La Castrofobia

   

Emily Rodríguez
Agencia de Prensa Libre Oriental
 

SANTIAGO DE CUBA, enero - Al recurrir a un diccionario encontramos que la palabra fobia significa: aversión, repugnancia, oposición a determinado fenómeno, objeto, animal u otro. Así se conoce la claustrofobia, photofobia, xenofobia, etc. Pero en Cuba se conoce desde hace un tiempo otro tipo de aversión o repugnancia: la castrofobia, que no es más que el rechazo a la personalidad o figura de Fidel Castro.

Pero ¿cómo se manifiesta la misma? Principalmente con el rechazo a ver y escuchar sus discursos, sus entrevistas, llegando a desconectarse tanto la televisión como la radio, así como la destrucción de revistas y periódicos con su foto.

¿Siempre fue así? No. Fue un personaje místico, un ídolo, que llegó a sustituir en el pueblo de Cuba a Dios, por lo que puede considerarse que nunca hubo un régimen social, es decir socialismo, comunismo, sino fidelismo, ya que ese pueblo seguía al pie de la letra sus mandatos, sus caprichos, buscando en la tierra el añorado paraíso. Pero como mismo se idolatra se puede odiar cuando se comprueba la falsedad de una acción; encontrándose mentiras, falsas promesas, metas inalcanzables. Como dice la Biblia, cuando vemos esto, estamos en presencia de un falso profeta.
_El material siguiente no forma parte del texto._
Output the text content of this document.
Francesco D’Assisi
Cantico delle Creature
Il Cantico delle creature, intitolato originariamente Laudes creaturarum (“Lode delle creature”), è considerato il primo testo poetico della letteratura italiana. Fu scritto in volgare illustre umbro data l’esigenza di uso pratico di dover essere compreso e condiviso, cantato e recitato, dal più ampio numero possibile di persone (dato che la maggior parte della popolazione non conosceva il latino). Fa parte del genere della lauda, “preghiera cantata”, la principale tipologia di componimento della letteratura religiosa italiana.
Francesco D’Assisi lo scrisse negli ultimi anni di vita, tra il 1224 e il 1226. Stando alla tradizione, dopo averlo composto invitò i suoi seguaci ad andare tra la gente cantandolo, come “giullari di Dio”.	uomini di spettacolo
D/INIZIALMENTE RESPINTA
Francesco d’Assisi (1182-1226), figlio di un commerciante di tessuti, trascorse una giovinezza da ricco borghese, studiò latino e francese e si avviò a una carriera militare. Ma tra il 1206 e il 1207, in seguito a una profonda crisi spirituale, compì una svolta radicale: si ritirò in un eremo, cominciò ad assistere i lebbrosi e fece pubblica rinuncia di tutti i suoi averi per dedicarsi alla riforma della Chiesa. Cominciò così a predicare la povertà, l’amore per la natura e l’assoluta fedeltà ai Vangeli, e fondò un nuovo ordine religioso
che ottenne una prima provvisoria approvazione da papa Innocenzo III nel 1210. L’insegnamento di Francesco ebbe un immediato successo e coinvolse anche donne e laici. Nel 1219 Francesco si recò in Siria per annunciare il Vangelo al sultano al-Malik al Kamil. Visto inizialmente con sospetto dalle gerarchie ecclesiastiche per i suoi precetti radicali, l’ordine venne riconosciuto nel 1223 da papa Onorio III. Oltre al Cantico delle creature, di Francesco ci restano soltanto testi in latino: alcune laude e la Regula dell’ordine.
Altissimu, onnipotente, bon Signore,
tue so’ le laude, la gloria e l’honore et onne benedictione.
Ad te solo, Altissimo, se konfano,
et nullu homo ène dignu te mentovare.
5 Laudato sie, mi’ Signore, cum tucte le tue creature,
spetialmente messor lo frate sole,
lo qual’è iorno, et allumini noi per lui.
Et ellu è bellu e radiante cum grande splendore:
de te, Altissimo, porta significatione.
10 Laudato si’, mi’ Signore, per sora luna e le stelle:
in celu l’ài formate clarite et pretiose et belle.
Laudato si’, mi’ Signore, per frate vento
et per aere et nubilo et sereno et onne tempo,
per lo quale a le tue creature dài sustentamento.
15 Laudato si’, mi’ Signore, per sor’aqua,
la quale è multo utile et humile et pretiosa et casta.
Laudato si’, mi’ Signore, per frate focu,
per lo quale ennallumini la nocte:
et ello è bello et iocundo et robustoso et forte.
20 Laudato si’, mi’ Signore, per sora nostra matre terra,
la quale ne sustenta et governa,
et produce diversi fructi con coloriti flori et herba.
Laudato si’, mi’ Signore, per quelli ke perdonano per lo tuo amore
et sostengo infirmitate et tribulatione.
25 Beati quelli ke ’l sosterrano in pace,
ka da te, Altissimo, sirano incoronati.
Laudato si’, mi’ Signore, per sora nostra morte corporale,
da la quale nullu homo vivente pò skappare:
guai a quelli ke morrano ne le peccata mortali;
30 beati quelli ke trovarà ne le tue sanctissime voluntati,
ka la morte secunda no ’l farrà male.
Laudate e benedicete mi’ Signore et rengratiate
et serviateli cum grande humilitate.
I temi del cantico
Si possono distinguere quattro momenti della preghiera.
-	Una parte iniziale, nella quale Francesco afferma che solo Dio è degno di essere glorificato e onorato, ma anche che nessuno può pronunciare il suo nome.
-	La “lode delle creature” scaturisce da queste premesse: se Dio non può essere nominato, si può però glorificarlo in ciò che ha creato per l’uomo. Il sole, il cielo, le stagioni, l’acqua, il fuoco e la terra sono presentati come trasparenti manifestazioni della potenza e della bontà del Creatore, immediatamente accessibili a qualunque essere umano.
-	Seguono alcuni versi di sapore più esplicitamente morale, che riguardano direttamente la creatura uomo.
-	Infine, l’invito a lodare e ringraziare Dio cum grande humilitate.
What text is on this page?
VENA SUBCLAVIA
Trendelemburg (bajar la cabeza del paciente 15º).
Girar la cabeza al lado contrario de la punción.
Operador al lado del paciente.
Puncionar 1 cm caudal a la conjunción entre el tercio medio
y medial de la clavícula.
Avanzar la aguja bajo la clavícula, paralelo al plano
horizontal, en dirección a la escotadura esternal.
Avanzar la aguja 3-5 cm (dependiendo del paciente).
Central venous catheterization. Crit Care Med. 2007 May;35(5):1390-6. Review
Entonces ocurre este fenómeno: ya no queremos oír una vez más sus repetidos discursos, donde se conmina a la muerte, no al progreso; donde se habla de guerra en vez de paz; donde se ve el odio, no el amor al prójimo.

El pueblo está despertando de esa pesadilla y lo responsabiliza de su desgracia, desunión, inclusive dentro de la misma familia, donde sembró el descontento, la desconfianza, el odio.

Hace unos días ocurrió un hecho significante en el Reparto Zamorana de esta ciudad. Una vez más faltó el fluido eléctrico a la hora de la novela. Pero sucede que un vecino, el único en el barrio, ha conseguido mantener una fuente de energía para el funcionamiento de su televisor en estos casos.

El delegado del Poder Popular también le hizo la visita para ver su novela brasileña, único espacio entretenido y ameno en la televisión cubana. Pero sucedió algo peculiar, ya característico en la estrategia de difusión de los medios de orientación política, que consiste en situar los discursos en este espacio, principalmente los del "Comandante en Jefe", y este día era uno de los casos.

Este vecino no goza de muy buena reputación política según la valoraciónoficial, y la oscuridad de la noche era el marco propicio para que cada interesado en ver su novela se expresara públicamente. Así lo hicieron, sin percatarse de la presencia del delegado --hombre extremista y de indudable posición oficialista-- con los más disímiles calificativos, al extremo que ya aquello se podía calificar de un plebiscito de rechazo al gobernante, que terminó con la retirada del delegado.

Nunca se pudo saber si se marchó por las manifestaciones de las personas, o porque él tampoco se pudo disparar el discurso completo.